Ron C. Bigelow (born 1948) was the eighth mayor of Utah's second largest city, West Valley City. He was Director of the Office of Planning and Budget for the State of Utah. He was elected for nine terms as a member of the Utah State House of Representatives District 32, representing West Valley City, before stepping down at the invitation of the Governor.

Previously he had served as House Chair of the Executive Appropriations Committee (state budget committee), Vice-Chairman of the Executive Appropriations Committee, Vice-Chairman of the Education Committee, Chairman of the Executive Offices, Criminal Justice sub-appropriations committee and Chairman of the Retirement and Independent Entities Committee, Government Operations Committee, Higher Education sub-appropriations, and the National Conference State Legislatures Revenue and Budgets Committee.

He was recognized with the Friend of the Taxpayer award by the Utah Taxpayers Association, Guardian of Small Business by the National Federation of Independent Businesses and Champion of Children by NetSmartz.

Utah has long been recognized as either the best or one of the best financially managed states in the United States of America by numerous national publications.
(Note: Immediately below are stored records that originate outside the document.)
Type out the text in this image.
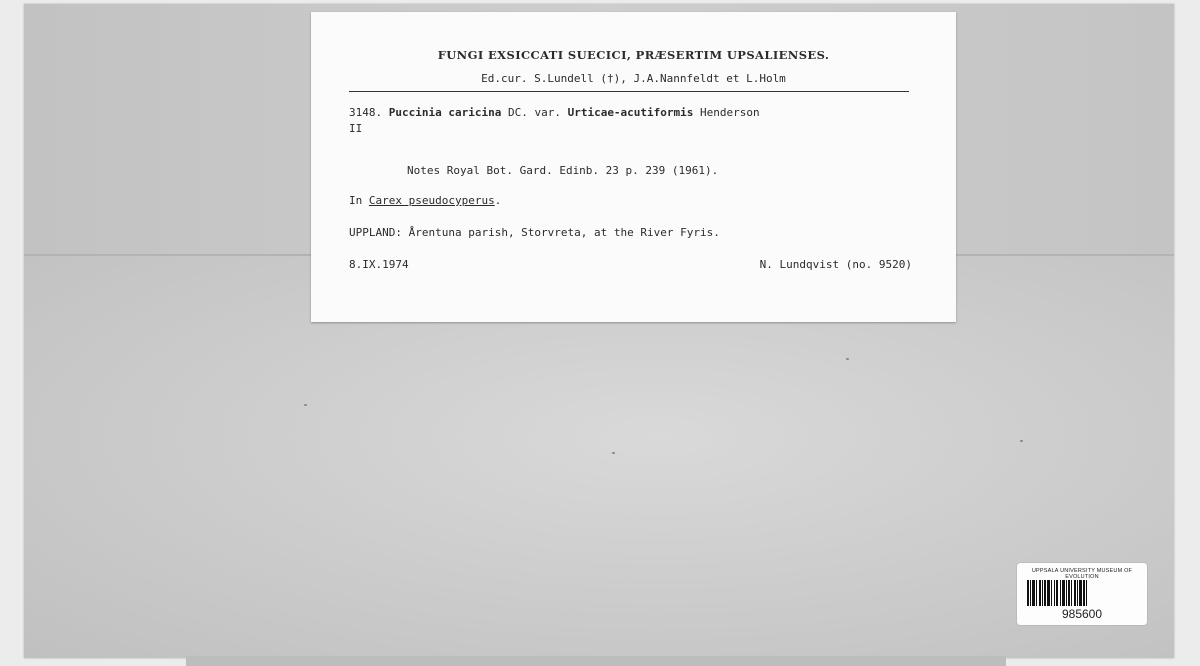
FUNGI EXSICCATI SUECICI, PRÆSERTIM UPSALIENSES.
Ed.cur. S.Lundell (†), J.A.Nannfeldt et L.Holm
3148. Puccinia caricina DC. var. Urticae-acutiformis Henderson
II
Notes Royal Bot. Gard. Edinb. 23 p. 239 (1961).
In Carex pseudocyperus.
UPPLAND: Årentuna parish, Storvreta, at the River Fyris.
8.IX.1974	N. Lundqvist (no. 9520)
UPPSALA UNIVERSITY MUSEUM OF EVOLUTION
985600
This trend continued while he served as the Co-Chair of the committee that sets the state budget.

== Career ==
Previous to his work with the Governor, he was the Manager of Finance in the Church of Jesus Christ of Latter-day Saints Missionary Department. He has also worked in their administration offices in Mexico and Chile.

He has worked for other local companies such as Salt Lake International Center, Busch Development and Thompson Flying Service.

Bigelow received his education at the University of Utah and Salt Lake Community College.

== Personal ==
He is married to Charlene Larsen Bigelow, his wife of 37 years. They have four grown sons and one grandson.

For the last twelve years, he has served as president of The Bigelow Society, a national organization of over 700 members researching the genealogy of John Bigelow and Mary Warren of the 18th century in Watertown Massachusetts.